I am researching to implement RMSProp in a neural network project I am writing.
I have not found any published paper to refer for a canonical version - I first stumbled across the idea from a Coursera class presented by Geoffrey Hinton (lecture 6 I think). I don't think the approach has ever been formally published, despite many gradient-descent optimisation libraries having an option called "RMSProp". In addition, my searches are showing up a few variations of the original idea, and it is not clear why they differ, or whether there is a clear reason to use one version over another.
The general idea behind RMSProp is to scale learning rates by a moving average of current gradient magnitude. On each update step, the existing squared gradients are averaged into a running average (which is "decayed" by a factor) and when the network weight params are updated, the updates are divided by the square roots of these averaged squared gradients. This seems to work by stochastically "feeling out" the second order derivatives of the cost function.
Naively, I would implement this as follows:
Params:
- $\gamma$ geometric rate for averaging in [0,1]
- $\iota$ numerical stability/smoothing term to prevent divide-by-zero, usually small e.g 1e-6
- $\epsilon$ learning rate
Terms:
- $W$ network weights
- $\Delta$ gradients of weights i.e. $\frac{\partial E}{\partial W}$ for a specific mini-batch
- $R$ RMSProp matrix of running average squared weights
Initialise:
- $R \leftarrow 1$ (i.e. all matrix cells set to 1)
For each mini-batch:
- $R \leftarrow (1-\gamma)R + \gamma \Delta^2$ (element-wise square, not matrix multiply)
- $W = W - \epsilon \frac{\Delta}{\sqrt{R + \iota}}$ (all element-wise)

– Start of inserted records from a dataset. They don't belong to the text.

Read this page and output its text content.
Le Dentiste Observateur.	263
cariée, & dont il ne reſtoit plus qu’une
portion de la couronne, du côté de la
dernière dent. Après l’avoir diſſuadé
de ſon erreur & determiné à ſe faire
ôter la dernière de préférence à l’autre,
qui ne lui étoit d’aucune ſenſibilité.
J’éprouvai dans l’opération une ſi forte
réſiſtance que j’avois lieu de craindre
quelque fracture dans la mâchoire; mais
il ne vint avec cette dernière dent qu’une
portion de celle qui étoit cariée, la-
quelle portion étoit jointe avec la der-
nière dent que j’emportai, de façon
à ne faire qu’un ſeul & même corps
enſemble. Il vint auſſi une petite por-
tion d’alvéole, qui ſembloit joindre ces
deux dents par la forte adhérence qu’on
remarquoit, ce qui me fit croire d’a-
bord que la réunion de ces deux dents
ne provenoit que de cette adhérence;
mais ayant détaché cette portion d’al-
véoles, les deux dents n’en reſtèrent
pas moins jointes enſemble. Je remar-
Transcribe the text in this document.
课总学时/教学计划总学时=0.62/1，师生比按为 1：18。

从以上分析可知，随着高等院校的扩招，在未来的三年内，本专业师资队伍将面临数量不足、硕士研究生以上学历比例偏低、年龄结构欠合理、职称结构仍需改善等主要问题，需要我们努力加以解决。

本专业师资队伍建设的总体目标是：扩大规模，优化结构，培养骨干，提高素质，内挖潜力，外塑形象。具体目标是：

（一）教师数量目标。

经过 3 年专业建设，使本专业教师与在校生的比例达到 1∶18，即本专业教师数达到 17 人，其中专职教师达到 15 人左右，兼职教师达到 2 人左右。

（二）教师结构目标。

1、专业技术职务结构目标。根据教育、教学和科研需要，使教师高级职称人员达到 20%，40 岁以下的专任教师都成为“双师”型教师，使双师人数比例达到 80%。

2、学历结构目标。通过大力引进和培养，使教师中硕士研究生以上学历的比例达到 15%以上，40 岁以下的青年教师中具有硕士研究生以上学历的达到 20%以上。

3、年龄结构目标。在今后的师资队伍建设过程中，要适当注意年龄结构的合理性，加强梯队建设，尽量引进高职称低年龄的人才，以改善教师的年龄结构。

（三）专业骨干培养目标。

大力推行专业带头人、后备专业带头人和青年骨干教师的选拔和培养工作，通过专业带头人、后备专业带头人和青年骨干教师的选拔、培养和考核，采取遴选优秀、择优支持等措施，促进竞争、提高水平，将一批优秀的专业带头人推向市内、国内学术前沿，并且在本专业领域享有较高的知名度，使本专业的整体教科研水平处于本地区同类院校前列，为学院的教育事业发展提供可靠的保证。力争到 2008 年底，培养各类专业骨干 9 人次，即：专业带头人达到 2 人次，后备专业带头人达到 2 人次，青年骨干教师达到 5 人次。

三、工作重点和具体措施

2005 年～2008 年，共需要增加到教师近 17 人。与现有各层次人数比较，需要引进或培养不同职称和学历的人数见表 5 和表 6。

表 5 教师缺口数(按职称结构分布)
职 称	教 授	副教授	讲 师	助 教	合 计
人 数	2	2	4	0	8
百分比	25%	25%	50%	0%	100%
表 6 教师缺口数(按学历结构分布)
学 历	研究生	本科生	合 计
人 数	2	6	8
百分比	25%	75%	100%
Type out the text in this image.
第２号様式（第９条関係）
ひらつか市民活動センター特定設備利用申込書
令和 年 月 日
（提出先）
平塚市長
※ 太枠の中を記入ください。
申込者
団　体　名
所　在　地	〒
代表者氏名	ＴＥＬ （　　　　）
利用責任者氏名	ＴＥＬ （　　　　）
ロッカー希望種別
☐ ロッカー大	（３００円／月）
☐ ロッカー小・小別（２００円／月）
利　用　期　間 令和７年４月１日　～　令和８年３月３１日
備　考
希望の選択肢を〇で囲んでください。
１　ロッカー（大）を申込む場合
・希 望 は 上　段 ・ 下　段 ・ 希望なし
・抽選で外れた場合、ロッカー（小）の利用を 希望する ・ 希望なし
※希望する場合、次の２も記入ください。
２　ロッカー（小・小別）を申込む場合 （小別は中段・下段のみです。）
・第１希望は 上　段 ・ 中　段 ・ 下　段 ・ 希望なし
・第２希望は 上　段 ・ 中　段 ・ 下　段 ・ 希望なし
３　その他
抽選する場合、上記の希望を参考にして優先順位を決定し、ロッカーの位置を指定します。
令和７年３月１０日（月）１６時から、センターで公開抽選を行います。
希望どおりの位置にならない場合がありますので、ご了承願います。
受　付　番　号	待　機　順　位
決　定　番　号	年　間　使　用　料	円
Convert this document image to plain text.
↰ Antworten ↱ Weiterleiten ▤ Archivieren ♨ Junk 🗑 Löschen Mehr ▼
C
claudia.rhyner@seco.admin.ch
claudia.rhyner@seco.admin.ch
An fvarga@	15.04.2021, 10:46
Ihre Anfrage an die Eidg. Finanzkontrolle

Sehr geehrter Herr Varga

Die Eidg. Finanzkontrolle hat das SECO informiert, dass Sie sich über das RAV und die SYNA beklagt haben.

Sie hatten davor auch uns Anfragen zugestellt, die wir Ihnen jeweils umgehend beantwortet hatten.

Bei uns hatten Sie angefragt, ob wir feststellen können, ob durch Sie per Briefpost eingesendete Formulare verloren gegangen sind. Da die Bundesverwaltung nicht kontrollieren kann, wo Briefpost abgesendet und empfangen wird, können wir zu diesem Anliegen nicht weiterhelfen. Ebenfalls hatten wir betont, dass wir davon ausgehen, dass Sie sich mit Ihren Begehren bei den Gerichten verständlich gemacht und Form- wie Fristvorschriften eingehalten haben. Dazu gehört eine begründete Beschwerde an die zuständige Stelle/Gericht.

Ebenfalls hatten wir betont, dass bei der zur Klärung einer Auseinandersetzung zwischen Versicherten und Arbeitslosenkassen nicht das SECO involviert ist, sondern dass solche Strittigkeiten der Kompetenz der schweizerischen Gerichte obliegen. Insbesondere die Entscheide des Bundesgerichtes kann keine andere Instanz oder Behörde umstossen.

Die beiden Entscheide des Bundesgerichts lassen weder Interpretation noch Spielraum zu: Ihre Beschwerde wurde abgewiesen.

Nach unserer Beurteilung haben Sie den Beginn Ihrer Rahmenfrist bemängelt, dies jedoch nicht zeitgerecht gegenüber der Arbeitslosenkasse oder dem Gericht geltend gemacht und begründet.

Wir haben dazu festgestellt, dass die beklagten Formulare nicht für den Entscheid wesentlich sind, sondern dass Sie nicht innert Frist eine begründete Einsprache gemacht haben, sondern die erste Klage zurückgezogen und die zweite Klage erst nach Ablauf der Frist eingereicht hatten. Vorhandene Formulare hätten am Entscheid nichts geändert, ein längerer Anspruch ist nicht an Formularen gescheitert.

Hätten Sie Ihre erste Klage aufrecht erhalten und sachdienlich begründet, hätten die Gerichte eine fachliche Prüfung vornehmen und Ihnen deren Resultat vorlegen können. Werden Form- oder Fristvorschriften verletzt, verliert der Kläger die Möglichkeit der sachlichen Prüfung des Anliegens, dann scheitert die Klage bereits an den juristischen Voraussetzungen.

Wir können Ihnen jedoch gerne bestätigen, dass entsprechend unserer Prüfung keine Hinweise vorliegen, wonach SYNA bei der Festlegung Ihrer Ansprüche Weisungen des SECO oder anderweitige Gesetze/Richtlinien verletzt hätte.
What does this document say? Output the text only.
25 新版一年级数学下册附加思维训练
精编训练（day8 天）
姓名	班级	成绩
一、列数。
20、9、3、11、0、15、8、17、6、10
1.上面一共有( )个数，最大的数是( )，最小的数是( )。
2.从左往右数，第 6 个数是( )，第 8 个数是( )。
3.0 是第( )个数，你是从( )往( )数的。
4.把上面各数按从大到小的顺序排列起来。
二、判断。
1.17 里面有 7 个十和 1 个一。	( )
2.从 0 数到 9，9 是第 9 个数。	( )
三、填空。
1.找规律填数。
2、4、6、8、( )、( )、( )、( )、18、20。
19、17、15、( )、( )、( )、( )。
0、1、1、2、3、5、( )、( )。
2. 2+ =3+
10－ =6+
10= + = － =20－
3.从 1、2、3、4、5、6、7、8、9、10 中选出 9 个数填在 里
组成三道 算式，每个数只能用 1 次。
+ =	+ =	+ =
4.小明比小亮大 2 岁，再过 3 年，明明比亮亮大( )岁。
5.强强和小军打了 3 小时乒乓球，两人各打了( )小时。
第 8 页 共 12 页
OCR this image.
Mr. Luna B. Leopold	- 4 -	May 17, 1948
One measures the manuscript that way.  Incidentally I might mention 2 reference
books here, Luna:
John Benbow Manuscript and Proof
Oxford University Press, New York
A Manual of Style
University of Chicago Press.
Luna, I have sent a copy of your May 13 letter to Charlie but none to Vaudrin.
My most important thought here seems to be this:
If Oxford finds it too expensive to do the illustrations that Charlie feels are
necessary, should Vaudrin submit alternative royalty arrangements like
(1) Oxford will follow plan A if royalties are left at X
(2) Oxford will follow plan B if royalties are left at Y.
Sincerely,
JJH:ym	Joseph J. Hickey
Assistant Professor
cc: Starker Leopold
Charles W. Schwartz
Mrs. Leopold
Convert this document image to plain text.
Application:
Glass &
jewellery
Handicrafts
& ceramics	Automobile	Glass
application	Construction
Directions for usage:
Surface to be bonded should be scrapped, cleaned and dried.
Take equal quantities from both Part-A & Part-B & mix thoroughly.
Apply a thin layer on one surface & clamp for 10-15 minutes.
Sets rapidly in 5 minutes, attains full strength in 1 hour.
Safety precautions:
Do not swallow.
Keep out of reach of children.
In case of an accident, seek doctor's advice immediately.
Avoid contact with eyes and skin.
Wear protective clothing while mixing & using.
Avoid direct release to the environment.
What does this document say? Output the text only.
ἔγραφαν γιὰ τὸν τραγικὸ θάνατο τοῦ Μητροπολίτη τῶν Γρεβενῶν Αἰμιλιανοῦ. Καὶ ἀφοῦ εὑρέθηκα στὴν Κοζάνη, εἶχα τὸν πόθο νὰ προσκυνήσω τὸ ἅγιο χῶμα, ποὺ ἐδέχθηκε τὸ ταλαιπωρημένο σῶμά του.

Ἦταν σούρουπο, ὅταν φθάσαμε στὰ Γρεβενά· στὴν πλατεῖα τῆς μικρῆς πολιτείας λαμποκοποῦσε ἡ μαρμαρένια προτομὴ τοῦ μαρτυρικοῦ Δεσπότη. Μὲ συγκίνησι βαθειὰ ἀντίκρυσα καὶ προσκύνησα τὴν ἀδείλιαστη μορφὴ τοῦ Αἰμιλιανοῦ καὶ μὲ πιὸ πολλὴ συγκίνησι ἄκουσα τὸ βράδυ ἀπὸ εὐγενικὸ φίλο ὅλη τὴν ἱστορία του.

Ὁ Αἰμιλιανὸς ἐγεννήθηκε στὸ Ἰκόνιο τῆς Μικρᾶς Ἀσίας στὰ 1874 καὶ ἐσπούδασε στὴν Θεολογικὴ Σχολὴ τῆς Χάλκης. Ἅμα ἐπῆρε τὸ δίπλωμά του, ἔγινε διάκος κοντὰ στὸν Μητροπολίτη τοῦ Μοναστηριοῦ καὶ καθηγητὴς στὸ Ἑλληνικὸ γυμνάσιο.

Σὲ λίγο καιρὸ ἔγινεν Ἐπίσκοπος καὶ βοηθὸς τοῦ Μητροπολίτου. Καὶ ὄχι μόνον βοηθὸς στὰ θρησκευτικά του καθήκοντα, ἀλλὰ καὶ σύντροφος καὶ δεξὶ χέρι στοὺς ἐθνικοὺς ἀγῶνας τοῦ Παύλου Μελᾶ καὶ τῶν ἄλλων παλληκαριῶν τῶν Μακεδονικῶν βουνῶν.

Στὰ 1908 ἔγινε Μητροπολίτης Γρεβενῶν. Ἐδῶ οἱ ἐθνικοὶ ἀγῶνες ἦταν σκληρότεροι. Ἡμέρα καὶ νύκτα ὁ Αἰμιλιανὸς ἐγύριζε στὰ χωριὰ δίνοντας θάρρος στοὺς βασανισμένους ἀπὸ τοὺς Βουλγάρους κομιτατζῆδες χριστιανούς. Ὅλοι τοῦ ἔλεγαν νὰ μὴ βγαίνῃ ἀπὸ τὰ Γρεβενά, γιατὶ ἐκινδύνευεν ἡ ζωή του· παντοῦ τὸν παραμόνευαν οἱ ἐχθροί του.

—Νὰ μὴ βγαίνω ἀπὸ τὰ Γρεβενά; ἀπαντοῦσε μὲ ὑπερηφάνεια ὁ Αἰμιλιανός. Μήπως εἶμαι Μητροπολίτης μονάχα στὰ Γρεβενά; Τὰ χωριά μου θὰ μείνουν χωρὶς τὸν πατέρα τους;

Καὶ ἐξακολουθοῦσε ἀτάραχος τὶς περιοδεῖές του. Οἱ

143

I have implemented and used a version similar to this before, but that time around I did something different. Instead of updating $R$ with a single $\Delta^2$ from the mini-batch (i.e. gradients summed across the mini-batch, then squared), I summed up each individual example gradient squared from the mini-batch. Reading up on this again, I'm guessing that's wrong. But it worked reasonably well, better than simple momentum. Probably not a good idea though, because of all those extra element-wise squares and sums needed, it will be less efficient if not required.
So now I am discovering further variations that seem to work. They call themselves RMSProp, and none seems to come with much rationale beyond "this works". For example, the Python climin
library seems to implement what I suggest above, but then suggests a further combination with momentum with the teaser "In some cases, adding a momentum term β is beneficial", with a partial explanation about adaptable step rates - I guess I'd need to get more involved in that library before fully understanding what they are. In another example the downhill library's RMSProp implementation combines two moving averages - one is the same as above, but then another, the average of gradients without squaring is also tracked (it is squared and taken away from the average of squared weights).
I'd really like to understand more about these alternative RMSProp versions. Where have they come from, where is the theory or intuition that suggests the alternative formulations, and why do these libraries use them? Is there any evidence of better performance?